Tout d’abord, à partir d’« une micro-histoire, dont le sujet et l’objet semblent en apparence si réduits » (p.15), Luzzatto a réussi à « aborder des problèmes généraux de l’histoire de la guerre civile en Italie » (p.16), qui touchent des « questions cruciales du XXe siècle italien : le profil politique et humain du personnel collaborationniste, les mérites et les limites de la justice post-Résistance, le rôle des Alliés et de leurs services secrets, l’impact de l’amnistie promulguée par Palmiro Togliatti, la difficulté de fonder la République “née de la Résistance“ sur les valeurs de l’antifascisme » (p.17). En effet, ceux qui ont lu le livre en entier auront pu voir que tous ces thèmes ont été traités avec clarté et de manière critique ; ils auront aussi pu comprendre que le protagoniste du livre n’est pas Primo Levi, mais Edilio Cagni, infiltré, espion, informateur, criminel condamné, agent double, symbole des difficultés et de la complexité d’une époque qui – dans le sillage de ce qui a été fait par des écrivains, tels que Fenoglio, Meneghello, et Pavese – doit être racontée dans toutes ses contradictions.
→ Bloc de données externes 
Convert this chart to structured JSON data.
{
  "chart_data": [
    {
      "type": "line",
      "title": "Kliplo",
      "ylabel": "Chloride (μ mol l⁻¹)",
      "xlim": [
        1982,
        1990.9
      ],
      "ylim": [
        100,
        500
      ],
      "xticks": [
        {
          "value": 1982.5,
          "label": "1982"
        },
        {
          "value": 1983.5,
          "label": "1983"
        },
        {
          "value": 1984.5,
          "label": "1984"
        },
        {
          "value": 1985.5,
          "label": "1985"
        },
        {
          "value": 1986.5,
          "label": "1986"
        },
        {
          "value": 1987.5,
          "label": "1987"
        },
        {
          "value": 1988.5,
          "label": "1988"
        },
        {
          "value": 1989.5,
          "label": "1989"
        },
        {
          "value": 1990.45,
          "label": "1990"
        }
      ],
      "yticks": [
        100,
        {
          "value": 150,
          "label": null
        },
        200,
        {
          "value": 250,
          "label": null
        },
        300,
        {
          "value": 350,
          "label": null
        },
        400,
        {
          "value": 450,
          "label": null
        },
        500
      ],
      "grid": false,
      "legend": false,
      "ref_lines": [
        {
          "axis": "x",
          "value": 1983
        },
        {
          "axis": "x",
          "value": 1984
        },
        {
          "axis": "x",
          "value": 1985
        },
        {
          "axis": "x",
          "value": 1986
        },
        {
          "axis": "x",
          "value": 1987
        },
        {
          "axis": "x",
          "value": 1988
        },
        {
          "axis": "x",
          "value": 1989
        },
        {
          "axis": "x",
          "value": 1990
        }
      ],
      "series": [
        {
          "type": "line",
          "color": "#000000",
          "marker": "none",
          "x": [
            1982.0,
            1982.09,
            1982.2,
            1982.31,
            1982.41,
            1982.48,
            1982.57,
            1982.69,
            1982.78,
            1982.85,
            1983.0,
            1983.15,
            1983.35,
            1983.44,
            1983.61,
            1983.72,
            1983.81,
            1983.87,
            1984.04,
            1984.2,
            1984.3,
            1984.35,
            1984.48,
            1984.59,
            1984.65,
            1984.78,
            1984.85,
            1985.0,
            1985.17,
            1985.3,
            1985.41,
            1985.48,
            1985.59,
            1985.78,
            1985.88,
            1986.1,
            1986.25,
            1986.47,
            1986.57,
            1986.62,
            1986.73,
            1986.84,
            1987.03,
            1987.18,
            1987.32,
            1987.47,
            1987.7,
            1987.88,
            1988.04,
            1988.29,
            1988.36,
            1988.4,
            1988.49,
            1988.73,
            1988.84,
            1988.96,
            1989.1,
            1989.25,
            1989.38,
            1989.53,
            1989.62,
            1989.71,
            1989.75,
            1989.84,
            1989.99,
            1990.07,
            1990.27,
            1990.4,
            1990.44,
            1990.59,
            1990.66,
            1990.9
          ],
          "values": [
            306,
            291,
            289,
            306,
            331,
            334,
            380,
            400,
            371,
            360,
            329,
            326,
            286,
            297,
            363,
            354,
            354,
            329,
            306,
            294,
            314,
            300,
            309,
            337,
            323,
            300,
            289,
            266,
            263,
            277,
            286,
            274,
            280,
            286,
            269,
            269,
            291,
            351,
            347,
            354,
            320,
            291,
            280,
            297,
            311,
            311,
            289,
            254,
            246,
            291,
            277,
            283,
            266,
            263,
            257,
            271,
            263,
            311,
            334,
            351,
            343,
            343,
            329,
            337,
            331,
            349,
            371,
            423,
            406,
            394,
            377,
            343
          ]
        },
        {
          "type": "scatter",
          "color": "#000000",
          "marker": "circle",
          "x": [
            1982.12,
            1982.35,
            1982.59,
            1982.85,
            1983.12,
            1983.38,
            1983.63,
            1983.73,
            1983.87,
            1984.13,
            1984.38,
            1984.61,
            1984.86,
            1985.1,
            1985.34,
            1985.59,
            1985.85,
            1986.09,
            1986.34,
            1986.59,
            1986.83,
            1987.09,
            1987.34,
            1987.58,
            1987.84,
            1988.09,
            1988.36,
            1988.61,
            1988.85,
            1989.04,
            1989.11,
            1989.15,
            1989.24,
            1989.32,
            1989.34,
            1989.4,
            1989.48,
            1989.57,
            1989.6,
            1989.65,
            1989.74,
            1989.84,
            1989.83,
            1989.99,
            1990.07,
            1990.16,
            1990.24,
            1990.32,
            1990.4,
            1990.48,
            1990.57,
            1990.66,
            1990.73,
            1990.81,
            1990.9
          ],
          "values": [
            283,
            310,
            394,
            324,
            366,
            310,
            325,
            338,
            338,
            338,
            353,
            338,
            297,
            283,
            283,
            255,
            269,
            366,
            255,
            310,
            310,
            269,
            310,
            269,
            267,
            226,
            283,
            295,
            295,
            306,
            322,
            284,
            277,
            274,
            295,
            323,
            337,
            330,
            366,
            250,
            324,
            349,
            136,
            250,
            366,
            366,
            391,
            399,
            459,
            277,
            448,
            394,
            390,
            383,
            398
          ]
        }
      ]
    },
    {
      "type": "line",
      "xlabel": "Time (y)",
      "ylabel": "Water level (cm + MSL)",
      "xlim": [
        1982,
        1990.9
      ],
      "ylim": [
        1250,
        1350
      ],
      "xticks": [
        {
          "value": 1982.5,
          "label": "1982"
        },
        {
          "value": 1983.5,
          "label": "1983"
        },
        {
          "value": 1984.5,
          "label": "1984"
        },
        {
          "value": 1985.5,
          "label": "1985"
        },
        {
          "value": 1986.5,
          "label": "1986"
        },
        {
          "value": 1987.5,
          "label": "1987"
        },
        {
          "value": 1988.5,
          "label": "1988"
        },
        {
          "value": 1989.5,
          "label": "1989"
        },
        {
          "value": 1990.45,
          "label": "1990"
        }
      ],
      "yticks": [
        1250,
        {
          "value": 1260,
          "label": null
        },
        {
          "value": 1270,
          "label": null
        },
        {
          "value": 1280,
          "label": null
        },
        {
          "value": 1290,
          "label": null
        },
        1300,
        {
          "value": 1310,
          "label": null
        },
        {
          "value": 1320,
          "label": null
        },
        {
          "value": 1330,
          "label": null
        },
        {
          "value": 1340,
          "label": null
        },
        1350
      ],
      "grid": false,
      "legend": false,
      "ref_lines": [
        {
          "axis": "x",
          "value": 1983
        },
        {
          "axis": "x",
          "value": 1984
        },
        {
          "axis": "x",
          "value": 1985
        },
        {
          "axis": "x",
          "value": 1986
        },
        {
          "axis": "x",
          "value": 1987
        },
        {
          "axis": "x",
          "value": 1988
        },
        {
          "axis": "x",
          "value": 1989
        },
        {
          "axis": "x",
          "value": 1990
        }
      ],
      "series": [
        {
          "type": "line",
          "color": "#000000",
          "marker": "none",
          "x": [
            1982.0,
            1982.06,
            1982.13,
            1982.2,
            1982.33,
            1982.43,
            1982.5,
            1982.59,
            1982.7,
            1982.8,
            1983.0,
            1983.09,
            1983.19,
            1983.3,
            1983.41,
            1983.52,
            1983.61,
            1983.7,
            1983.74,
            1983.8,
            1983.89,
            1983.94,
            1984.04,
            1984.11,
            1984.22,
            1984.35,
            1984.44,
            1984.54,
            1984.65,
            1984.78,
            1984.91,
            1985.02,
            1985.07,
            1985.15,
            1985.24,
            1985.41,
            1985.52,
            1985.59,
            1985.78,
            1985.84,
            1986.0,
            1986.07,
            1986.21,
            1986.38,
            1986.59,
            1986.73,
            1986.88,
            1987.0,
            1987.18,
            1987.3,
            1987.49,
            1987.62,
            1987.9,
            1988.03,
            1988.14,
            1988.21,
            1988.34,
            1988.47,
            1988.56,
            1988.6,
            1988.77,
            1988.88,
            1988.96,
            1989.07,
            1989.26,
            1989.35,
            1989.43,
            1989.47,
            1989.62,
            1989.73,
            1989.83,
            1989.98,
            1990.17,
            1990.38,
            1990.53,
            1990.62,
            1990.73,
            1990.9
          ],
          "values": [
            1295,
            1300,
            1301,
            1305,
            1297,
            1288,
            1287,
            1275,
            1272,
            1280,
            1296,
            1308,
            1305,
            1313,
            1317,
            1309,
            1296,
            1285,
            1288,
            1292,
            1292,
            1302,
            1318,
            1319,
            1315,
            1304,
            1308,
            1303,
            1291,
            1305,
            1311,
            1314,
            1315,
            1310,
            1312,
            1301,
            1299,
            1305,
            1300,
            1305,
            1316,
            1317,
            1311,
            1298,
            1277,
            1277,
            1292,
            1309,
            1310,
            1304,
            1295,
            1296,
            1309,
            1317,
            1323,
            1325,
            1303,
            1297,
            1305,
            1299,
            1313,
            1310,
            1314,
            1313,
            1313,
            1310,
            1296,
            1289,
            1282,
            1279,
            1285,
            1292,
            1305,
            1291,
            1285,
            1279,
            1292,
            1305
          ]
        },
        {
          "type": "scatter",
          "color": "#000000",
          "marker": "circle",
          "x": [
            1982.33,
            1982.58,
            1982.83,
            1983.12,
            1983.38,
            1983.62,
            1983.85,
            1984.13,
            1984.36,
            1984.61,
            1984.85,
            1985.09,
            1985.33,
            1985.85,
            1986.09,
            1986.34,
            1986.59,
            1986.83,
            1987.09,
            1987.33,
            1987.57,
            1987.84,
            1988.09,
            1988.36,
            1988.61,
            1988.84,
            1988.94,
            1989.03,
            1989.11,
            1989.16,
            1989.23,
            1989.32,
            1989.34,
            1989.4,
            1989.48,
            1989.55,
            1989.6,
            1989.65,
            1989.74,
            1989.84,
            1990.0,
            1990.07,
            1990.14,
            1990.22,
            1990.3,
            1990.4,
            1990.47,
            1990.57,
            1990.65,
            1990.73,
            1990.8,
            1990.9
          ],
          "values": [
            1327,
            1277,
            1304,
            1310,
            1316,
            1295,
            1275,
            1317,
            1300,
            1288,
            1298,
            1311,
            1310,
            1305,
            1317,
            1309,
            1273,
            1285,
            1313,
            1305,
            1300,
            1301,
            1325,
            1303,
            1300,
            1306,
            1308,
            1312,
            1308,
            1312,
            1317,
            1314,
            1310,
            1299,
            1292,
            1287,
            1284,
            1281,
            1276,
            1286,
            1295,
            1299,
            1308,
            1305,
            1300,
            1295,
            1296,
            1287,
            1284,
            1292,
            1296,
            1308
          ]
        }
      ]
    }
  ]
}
Parmi ces contradictions, il y a aussi celle, passée sous silence par tous les intervenants, de la célébration des deux jeunes hommes tués par des résistants, comme s’il s’agissait de martyrs de la Résistance.

Luzzatto cherche à comprendre, avec une attention philologique presque excessive, comment cela s’est passé, proposant des informations nouvelles et des interprétations complexes sur la construction du mythe de la Résistance, sur la question de l’honneur, sur les changements du climat politique et judiciaire, en partie déterminés par l’amnistie Togliatti, qui « a légitimé, dans l’opinion publique modérée, une image de la guerre civile en tant qu’affrontement entre deux factions semblables par nature » (p. 267). Les difficultés d’une (in)justice de transition vont de pair avec les récits, les stéréotypes, les rhétoriques d’une époque héroïque, mais aussi terrible, qui n’est pas réductible – encore moins aujourd’hui – à une vision holographique, en blanc et noir.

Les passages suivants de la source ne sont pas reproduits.